Kısacası miras, miras bırakanın ölümü anında açıldığından miras bırakan yabancı olsun Türk vatandaşı olsun yabancı uyruklu mirasçısının taşınmaz mallar yönünden mirasçı sıfatı ile taşınmaz malı devralıp alamayacağı miras bırakanın 2012 yılında kadar vefatı halinde karşılılık esasına göre bu tarihten sonra vefatı halinde ise 2018 yılına kadar Bakanlar Kurulunun, bu tarihten sonra ise Cumhurbaşkanın belirlediği ülke vatandaşı olup olmadığına göre değişecektir.

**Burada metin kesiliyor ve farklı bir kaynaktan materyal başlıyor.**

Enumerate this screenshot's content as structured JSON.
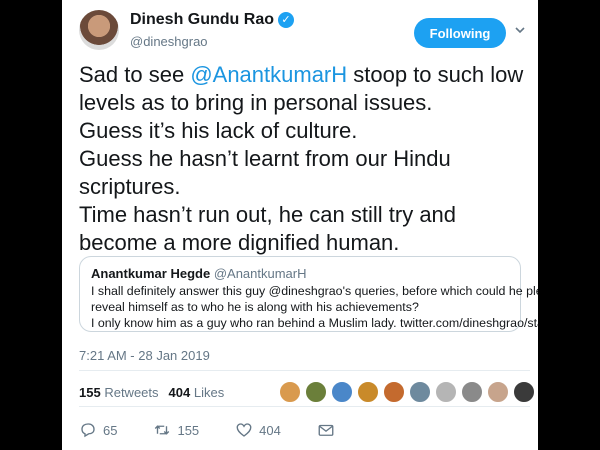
{
  "author": {
    "name": "Dinesh Gundu Rao",
    "handle": "@dineshgrao",
    "verified": true
  },
  "follow_button": {
    "label": "Following"
  },
  "tweet": {
    "text_before_mention": "Sad to see ",
    "mention": "@AnantkumarH",
    "text_after_mention": " stoop to such low",
    "lines": [
      "levels as to bring in personal issues.",
      "Guess it’s his lack of culture.",
      "Guess he hasn’t learnt from our Hindu",
      "scriptures.",
      "Time hasn’t run out, he can still try and",
      "become a more dignified human."
    ]
  },
  "quote": {
    "name": "Anantkumar Hegde",
    "handle": "@AnantkumarH",
    "lines": [
      "I shall definitely answer this guy @dineshgrao's queries, before which could he please",
      "reveal himself as to who he is along with his achievements?",
      "I only know him as a guy who ran behind a Muslim lady. twitter.com/dineshgrao/sta..."
    ]
  },
  "timestamp": "7:21 AM - 28 Jan 2019",
  "stats": {
    "retweets_count": "155",
    "retweets_label": "Retweets",
    "likes_count": "404",
    "likes_label": "Likes"
  },
  "liker_avatar_colors": [
    "#d99a4e",
    "#6b7f3a",
    "#4a87c9",
    "#c98a2a",
    "#c46a2e",
    "#6e8a9e",
    "#b5b5b5",
    "#8a8a8a",
    "#c7a48c",
    "#3a3a3a"
  ],
  "actions": {
    "reply_count": "65",
    "retweet_count": "155",
    "like_count": "404"
  },
  "colors": {
    "accent": "#1da1f2",
    "mention": "#1b95e0",
    "muted": "#657786",
    "text": "#14171a"
  },
  "icons": [
    "verified-badge-icon",
    "chevron-down-icon",
    "reply-icon",
    "retweet-icon",
    "heart-icon",
    "envelope-icon"
  ]
}
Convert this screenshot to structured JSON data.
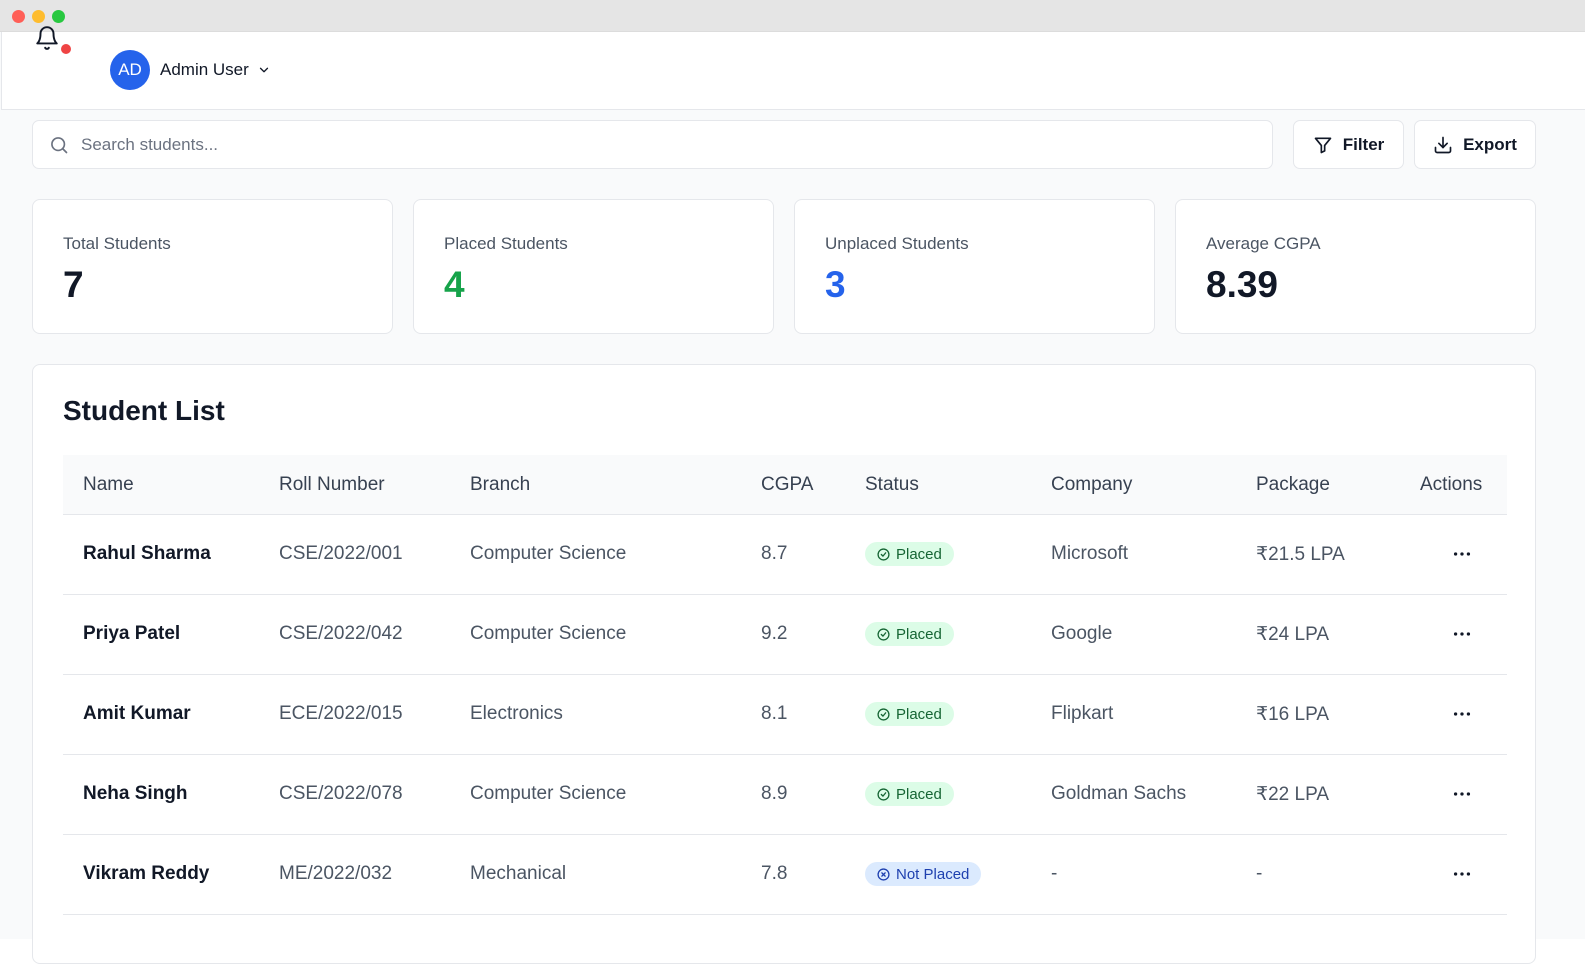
{
  "header": {
    "notification_icon": "bell-icon",
    "user": {
      "initials": "AD",
      "name": "Admin User"
    },
    "colors": {
      "avatar": "#2563eb",
      "notification_dot": "#ef4444"
    }
  },
  "toolbar": {
    "search_placeholder": "Search students...",
    "filter_label": "Filter",
    "export_label": "Export"
  },
  "stats": [
    {
      "label": "Total Students",
      "value": "7",
      "color": "#111827"
    },
    {
      "label": "Placed Students",
      "value": "4",
      "color": "#16a34a"
    },
    {
      "label": "Unplaced Students",
      "value": "3",
      "color": "#2563eb"
    },
    {
      "label": "Average CGPA",
      "value": "8.39",
      "color": "#111827"
    }
  ],
  "student_list": {
    "title": "Student List",
    "columns": [
      "Name",
      "Roll Number",
      "Branch",
      "CGPA",
      "Status",
      "Company",
      "Package",
      "Actions"
    ],
    "rows": [
      {
        "name": "Rahul Sharma",
        "roll": "CSE/2022/001",
        "branch": "Computer Science",
        "cgpa": "8.7",
        "status": "Placed",
        "company": "Microsoft",
        "package": "₹21.5 LPA"
      },
      {
        "name": "Priya Patel",
        "roll": "CSE/2022/042",
        "branch": "Computer Science",
        "cgpa": "9.2",
        "status": "Placed",
        "company": "Google",
        "package": "₹24 LPA"
      },
      {
        "name": "Amit Kumar",
        "roll": "ECE/2022/015",
        "branch": "Electronics",
        "cgpa": "8.1",
        "status": "Placed",
        "company": "Flipkart",
        "package": "₹16 LPA"
      },
      {
        "name": "Neha Singh",
        "roll": "CSE/2022/078",
        "branch": "Computer Science",
        "cgpa": "8.9",
        "status": "Placed",
        "company": "Goldman Sachs",
        "package": "₹22 LPA"
      },
      {
        "name": "Vikram Reddy",
        "roll": "ME/2022/032",
        "branch": "Mechanical",
        "cgpa": "7.8",
        "status": "Not Placed",
        "company": "-",
        "package": "-"
      }
    ]
  }
}
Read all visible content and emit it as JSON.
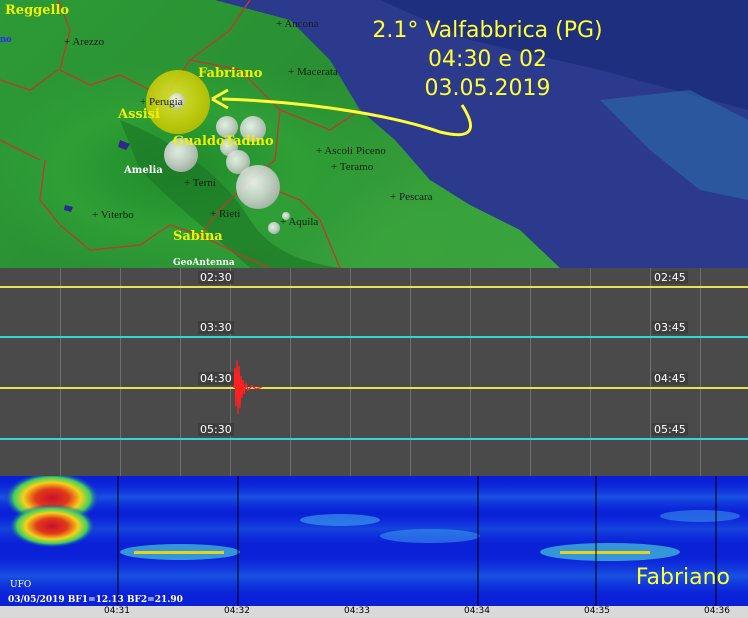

2018 yılında Cumhurbaşkanlığı Hükümet Sistemine girinceye kadar Türkiye’de taşınmaz mal edinebilecek ülke vatandaşları yayınlanırken bu tarihten sonra yayınlanmamaktadır. Dolayısıyla bu ülkeleri tek tek size sıralayamıyoruz. Taşınmaz mal edinemeyecek ülkeler ise Kuzey Kore, Küba ve Güney Kıbrıs Rum Devletidir.

Buna rağmen  Tapu Kadastro Genel Müdürlüğünün yayınladığı işlem rehberindeki bilgilere göre 184 ülke vatandaşı karşılıklılık esası aranmadan fakat Askeri Yasak Bölgeler ve Güvenlik Bölgeleriyle stratejik güvenli bölge ilanına ilişkin kanuni sınırlamalara uyularak Türkiye’de ilçe yüz ölçümünün % 10’unu ve kişi başına ülke genelinde 30 hektarı geçmemek kaydıyla taşınmaz mal edinebildiklerinden bu 184 ülke vatandaşları 18.05.2012 tarihinden sonra vefat eden mirasbırakanlarına mirasçı olup miras yolu ile taşınmazlara malik olabilirler.

Bu açıdan bakıldığında Birleşmiş Milletler Teşkilatına üye 193 ülke olduğu nazara alınırsa hemen hemen dünyadaki tüm ülkelerin vatandaşları için bu yol açılmıştır diyebiliriz.